Neil Patel (founder of CrazyEgg.com) wrote a great post on the topic for FastCompany. Here are some of his points along with some of my own.

  1. Be transparent about both successes and mistakes. Give credit where credit is due; if you teamed up with a partner or vendor on a success, don’t hog all the credit. Own up to blunders, and explain how the company has learned from them. The public gets it – everyone makes mistakes. What the public hates (and the media loves) is when companies have been hiding their mistake until it gets leaked.
  2. Create a brand personality. Decide on voice and stick to it in your advertising, email marketing, and social posts. This can be as literal as using a celebrity endorsement to as simple as writing down a few bullet points (e.g. our brand is sarcastic, funny, and relatable) for your marketing department to use. A consistent voice gives your brand a tangible personality to which people can relate.
  3. Be transparent about less-than-satisfied customers.
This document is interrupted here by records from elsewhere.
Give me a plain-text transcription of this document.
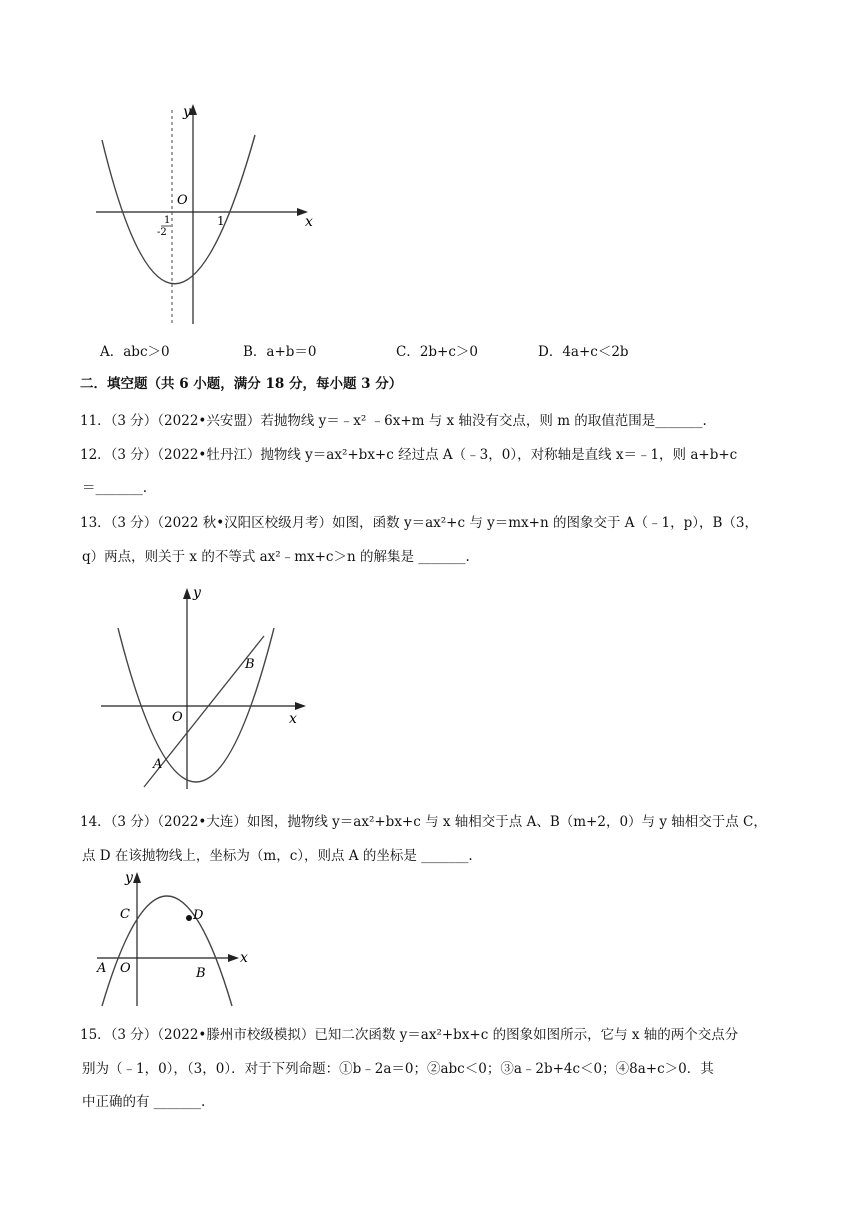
y
x
O
1
-2
1
A．abc＞0	B．a+b＝0	C．2b+c＞0	D．4a+c＜2b
二．填空题（共 6 小题，满分 18 分，每小题 3 分）
11．（3 分）（2022•兴安盟）若抛物线 y＝﹣x² ﹣6x+m 与 x 轴没有交点，则 m 的取值范围是_______.
12．（3 分）（2022•牡丹江）抛物线 y＝ax²+bx+c 经过点 A（﹣3，0），对称轴是直线 x＝﹣1，则 a+b+c
＝_______.
13．（3 分）（2022 秋•汉阳区校级月考）如图，函数 y＝ax²+c 与 y＝mx+n 的图象交于 A（﹣1，p），B（3，
q）两点，则关于 x 的不等式 ax²﹣mx+c＞n 的解集是 _______.
y
x
O
A
B
14．（3 分）（2022•大连）如图，抛物线 y＝ax²+bx+c 与 x 轴相交于点 A、B（m+2，0）与 y 轴相交于点 C，
点 D 在该抛物线上，坐标为（m，c），则点 A 的坐标是 _______.
y
x
O
A	B
C	D
15．（3 分）（2022•滕州市校级模拟）已知二次函数 y＝ax²+bx+c 的图象如图所示，它与 x 轴的两个交点分
别为（﹣1，0），（3，0）．对于下列命题：①b﹣2a＝0；②abc＜0；③a﹣2b+4c＜0；④8a+c＞0．其
中正确的有 _______.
Have you ever been scoping out a product on Amazon, researching a car dealership, or searching for a restaurant that has 5.0 out of 5 stars with 100+ reviews? Isn’t that a little bit suspicious? Don’t delete bad reviews. Consumers can tell the difference from a legitimate complaint to an overly-hostile customer who has some ulterior agenda to get a freebie from the company if they bark loud enough. Instead, engage consumers who leave bad reviews to show them you care, which in turn shows the rest of the internet you care too.
  4. Tell Your Secrets. Your company has customers, stakeholders, fans. They do business with you and want to follow your progress. Let them in on what’s going on behind the scenes! Think about how excited a music fan is when they get to meet the artist after the show, and the artist tells them some personal nugget about “how they just wrote a new riff on the bus ride into town” or “how cool it was hanging out with Rihanna in-studio in L.A. last week.” This transparent sharing turns your followers into loyalists. 
  5. Link Transparency With Sales. Cleveland Clinic is an excellent example of a healthcare company that has achieved bottom-line benefit from bearing all. Forbes’ contributing writer David Whelan covers the case study here. Essentially, Cleveland Clinic compiles all its Cardiology data into a report showing the overall outcomes of all procedures: successes, deaths, complications, etc. with various segments including physicians, times of day, and so on. They then share this report with cardiologists across the region, whose job it is to refer patients to a specialty clinic when their hospital can not meet the needs of the patient. Even though Cleveland Clinic doesn’t necessarily have the best results (some of their patients do indeed die), they have won large contracts from companies like Boeing specifically because they are open and willing to share their statistics. If your company can find a way to take a transparency campaign and link it driving sales, you have just stumbled upon a gold mine.